A number of abolitionists lived in Central New York and the Finger Lakes region close to Canada. Syracuse became an active center for the abolitionist movement and the underground railroad due in large part to the influence of Gerrit Smith and a group allied with him, mostly associated with the Unitarian Church and their pastor, Reverend Samuel May in Syracuse, as well as Quakers in nearby Skaneateles, supported by abolitionists in many other religious congregations. Other prominent abolitionists from the area were Frederick Douglass, Millard Fillmore, Matilda Joslyn Gage, John W. Jones, William Marks and Harriet Tubman.
Arrest and rescue
In October of 1851, the anti-slavery Liberty Party was holding its state convention in the city.
Earlier that year, Secretary of State Daniel Webster had warned that the law would be enforced even "here in Syracuse in the midst of the next Anti-Slavery Convention."
On October 1, William "Jerry" Henry was arrested in Syracuse under the Fugitive Slave Law. The arrest was considered a message that the locally unpopular law would be seriously enforced by federal authorities.
When word of the arrest spread, several hundred abolitionists, including Charles Augustus Wheaton, broke into the city jail and freed him. The event came to be widely known as the Jerry Rescue. Henry was hidden in Syracuse for several days, then was taken first to the Orson Ames House in Mexico, New York, and then to Oswego, where he crossed Lake Ontario into Canada.

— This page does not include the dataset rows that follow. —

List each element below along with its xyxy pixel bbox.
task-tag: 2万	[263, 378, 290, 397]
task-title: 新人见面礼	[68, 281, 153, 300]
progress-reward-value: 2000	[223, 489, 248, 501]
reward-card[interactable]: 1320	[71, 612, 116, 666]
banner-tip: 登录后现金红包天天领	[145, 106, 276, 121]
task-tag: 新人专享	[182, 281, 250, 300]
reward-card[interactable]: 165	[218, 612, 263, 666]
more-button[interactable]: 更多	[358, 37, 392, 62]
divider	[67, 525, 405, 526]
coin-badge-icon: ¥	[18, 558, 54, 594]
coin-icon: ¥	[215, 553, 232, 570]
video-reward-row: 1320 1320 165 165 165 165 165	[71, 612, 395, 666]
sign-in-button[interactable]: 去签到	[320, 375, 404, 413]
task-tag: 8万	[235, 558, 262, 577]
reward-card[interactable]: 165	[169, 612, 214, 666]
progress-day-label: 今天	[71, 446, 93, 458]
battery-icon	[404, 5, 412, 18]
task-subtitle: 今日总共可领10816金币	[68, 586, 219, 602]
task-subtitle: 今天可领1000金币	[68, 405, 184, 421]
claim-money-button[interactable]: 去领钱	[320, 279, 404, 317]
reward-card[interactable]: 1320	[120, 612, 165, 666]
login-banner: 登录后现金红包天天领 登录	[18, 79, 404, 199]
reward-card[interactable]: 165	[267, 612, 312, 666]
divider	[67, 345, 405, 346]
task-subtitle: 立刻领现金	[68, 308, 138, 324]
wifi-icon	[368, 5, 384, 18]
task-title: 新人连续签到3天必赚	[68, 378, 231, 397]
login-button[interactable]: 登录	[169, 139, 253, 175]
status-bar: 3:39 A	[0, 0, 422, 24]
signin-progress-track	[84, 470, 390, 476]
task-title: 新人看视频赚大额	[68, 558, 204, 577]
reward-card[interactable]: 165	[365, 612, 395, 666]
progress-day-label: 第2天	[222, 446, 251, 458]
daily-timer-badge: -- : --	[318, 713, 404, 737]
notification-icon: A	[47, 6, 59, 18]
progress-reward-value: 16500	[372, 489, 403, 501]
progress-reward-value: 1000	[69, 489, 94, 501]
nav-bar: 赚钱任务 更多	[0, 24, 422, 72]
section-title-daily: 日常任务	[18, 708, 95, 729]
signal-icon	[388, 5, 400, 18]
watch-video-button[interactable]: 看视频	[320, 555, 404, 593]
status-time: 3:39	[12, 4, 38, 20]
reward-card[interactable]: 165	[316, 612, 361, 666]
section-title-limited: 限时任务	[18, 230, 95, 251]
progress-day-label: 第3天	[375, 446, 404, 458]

Congregationalist minister Samuel Ringgold Ward had to himself flee to Canada to escape persecution for his participation.
Trial
The trial took place that same day in the Townsend Building in Clinton Square, Syracuse, in the second floor office of the U.S. Commissioner Sabine, who tried the case. It was his first trial. Jerry had escaped during the afternoon session, and Sabine's office was wrecked.
A total of 13 of the rescuers were tried for their actions, but only one, Enoch Reed, a black man, was convicted. The suspects were bailed out by a number of people, including U.S. Senator and former governor of New York William H. Seward. Nine others, including Reverend Jermain Wesley Loguen, himself a fugitive slave, were charged, but fled to Canada.